To address the memory functioning after medial temporal lobe (MTL) surgery for refractory epilepsy and relationships with the side of the hippocampal removal, 22 patients with pharmaco-resistant epilepsy who had undergone MTL resection (10 right/12 left) at the Salpêtrière Hospital were compared with 21 matched healthy controls. We designed a specific neuropsychological binding memory test that specifically addressed hippocampal cortex functioning, and left-right material-specific lateralization. Our results showed that both left and right mesial temporal lobe removal cause a severe memory impairment, for both verbal and visual material.

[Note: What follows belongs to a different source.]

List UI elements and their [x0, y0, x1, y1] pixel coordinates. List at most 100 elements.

The removal of left medial temporal lobe causes worse memory impairment than the right removal regardless of the stimuli type (verbal or visual) questioning the theory of the hippocampal material-specific lateralization. The present study provided new evidence for the role of both hippocampus and surrounding cortices in memory-binding whatever the material type and also suggested that a left MTL removal is more deleterious for both verbal and visual episodic memory in comparison with right MTL removal.